DEATH CERTIFICATE

Mrs. MAY COLLINS COMBS

Date:    01 February 1948
Cert:    12754 
Place of Death: County: Knott   City or Town:  Handshoe, Ky.  Rural
Name of Hospital or Institution: (blank)
Length of stay in hospital or community: 22 years
Usual Residence of Deceased: State: Kentucky  County: Knott
City or Town:  Handshoe     Rural 
Full Name:  Mrs. May COLLINS COMBS 
If Veteran Name War: (blank)
Social Security No.:  (blank)
Sex, Color or Race, Marital Status:  Female, White, Married
Husband or Wife of:  Franklin COMBS
Age of husband or wife if alive: 47 years
Birth date of deceased:  30 August 1905 
Age:  42 years, 05 months, 01 days
Birthplace:   Yellow Mt., Ky.
Occupation:  Housewife 
Industry or business:  House keeping
Father Name:  John COLLINS 
Father Birthplace:  Yellow Mountain, Ky. 
Mother Maiden Name:   Lyda PRATER 
Mother Birthplace:   Yellow Mountain, Ky. 
Informant:  Franklin COMBS, Handshoe, Ky. 
Burial Place:   Yellow Mt., Ky. 
Date:  03 February 1948 
Signature of funeral director:  Friends, Yellow Mountain, Ky.

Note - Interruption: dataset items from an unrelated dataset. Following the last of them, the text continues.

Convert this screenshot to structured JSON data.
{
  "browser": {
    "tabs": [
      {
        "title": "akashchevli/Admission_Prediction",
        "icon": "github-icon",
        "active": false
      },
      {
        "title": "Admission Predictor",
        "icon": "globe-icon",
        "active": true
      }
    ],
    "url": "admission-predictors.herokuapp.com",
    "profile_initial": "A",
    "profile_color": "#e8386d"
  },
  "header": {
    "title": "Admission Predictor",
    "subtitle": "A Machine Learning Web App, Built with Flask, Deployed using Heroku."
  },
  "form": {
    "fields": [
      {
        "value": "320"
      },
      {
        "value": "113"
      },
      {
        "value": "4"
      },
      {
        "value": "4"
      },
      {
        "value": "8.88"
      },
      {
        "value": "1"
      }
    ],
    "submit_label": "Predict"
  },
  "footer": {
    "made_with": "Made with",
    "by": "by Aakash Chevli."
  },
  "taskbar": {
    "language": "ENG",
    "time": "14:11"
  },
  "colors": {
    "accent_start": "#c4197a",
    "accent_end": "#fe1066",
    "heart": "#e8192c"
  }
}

Date received by local registrar:  10 June 1948 
Registrar's Signature:  Rose B. Craft
Date of Death:  01 February 1948 
I hereby certify that I attended deceased from 01 February 1948 to 01 February 1948, that I last saw her alive on 01 February 1948, and that death occurred on the date stated above at 2:30 p.m.
Immediate cause of death:  Lobar pneumonia
Duration: 06 days
Due to:  (blank)
Major findings of operations: (blank)
Accident, suicide, or homicide: (blank)
Date of occurrence: (blank)
Where did injury occur: (blank)
While at work:  (blank)
Means of injury: (blank)
Signature & Address:  Mark Dempsey, M.D., Garrett, Ky.